The financing package for Egyptian Refining Co. includes $2.6 billion of debt, already finalized in August 2010, and $1.1 billion of equity from investors led by Qatar Petroleum International with $363 million, or a 27.9 percent holding, and Egyptian General Petroleum Corp. with $270 million, or a 23.8 percent stake, the Cairo-based firm said in an e-mailed statement today.
The project is planned to produce more than 4.1 million tons of petroleum products annually, including more than 2.3 million tons of Euro V diesel, Citadel said, helping reduce imports. The announcement comes the same day Egypt’s constitutional court issued rulings that dissolved parliament and allowed Ahmed Shafik, former president Hosni Mubarak’s last prime minister, to remain in the final round of the presidential vote due to start June 16.
“The financial close of ERC confirms to international investors and the global community that Egypt is open for business,” Citadel Chairman Ahmed Heikal said in the statement. “The signal this sends is huge. ERC is a key component of Egypt’s energy security going forward.”

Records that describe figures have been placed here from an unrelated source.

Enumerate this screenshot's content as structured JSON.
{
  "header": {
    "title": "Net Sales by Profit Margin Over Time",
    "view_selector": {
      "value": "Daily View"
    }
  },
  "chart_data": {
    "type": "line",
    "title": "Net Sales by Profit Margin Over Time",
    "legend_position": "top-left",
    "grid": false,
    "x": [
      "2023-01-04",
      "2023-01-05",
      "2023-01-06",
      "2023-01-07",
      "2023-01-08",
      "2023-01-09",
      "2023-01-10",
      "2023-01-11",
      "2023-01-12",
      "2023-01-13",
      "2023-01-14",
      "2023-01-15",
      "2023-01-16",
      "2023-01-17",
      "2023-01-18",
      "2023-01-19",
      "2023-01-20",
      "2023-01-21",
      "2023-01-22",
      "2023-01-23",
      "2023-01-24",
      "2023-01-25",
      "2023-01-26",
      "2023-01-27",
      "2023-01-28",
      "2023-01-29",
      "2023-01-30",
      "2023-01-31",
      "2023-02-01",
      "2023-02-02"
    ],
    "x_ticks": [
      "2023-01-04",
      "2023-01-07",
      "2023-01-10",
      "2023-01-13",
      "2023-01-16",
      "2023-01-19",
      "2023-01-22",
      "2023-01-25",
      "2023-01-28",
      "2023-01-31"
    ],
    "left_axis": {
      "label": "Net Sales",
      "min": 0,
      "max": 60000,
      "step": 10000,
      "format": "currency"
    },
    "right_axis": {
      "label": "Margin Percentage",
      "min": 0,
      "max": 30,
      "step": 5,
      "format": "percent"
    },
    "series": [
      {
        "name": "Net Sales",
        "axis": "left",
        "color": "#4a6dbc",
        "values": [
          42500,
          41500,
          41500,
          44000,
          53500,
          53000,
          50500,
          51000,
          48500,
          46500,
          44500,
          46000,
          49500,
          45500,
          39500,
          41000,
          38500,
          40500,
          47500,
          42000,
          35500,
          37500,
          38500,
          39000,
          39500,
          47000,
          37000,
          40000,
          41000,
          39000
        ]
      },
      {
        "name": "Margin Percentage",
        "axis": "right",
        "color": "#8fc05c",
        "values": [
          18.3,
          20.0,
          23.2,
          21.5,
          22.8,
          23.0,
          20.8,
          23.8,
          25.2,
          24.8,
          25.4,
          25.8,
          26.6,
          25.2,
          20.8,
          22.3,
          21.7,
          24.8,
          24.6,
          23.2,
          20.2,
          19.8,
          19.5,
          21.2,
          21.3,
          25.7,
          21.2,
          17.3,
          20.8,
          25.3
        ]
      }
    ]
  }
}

The loan package for ERC has $2.35 billion of senior debt and $225 million of subordinated debt from institutions including Japan Bank for International Cooperation, Nippon Export and Investment Insurance, the Export Import Bank of Korea, the European Investment Bank and the African Development Bank, Citadel said.
Construction is due to start at the end of 2013 when engineering works are completed.
Shares of Citadel were unchanged at 2.56 Egyptian pounds at the close in Cairo today, valuing the company at 2.12 billion pounds ($351 million). The stock is up 0.4 percent this year, compared with a 22 percent advance for the benchmark EGX 30 Index.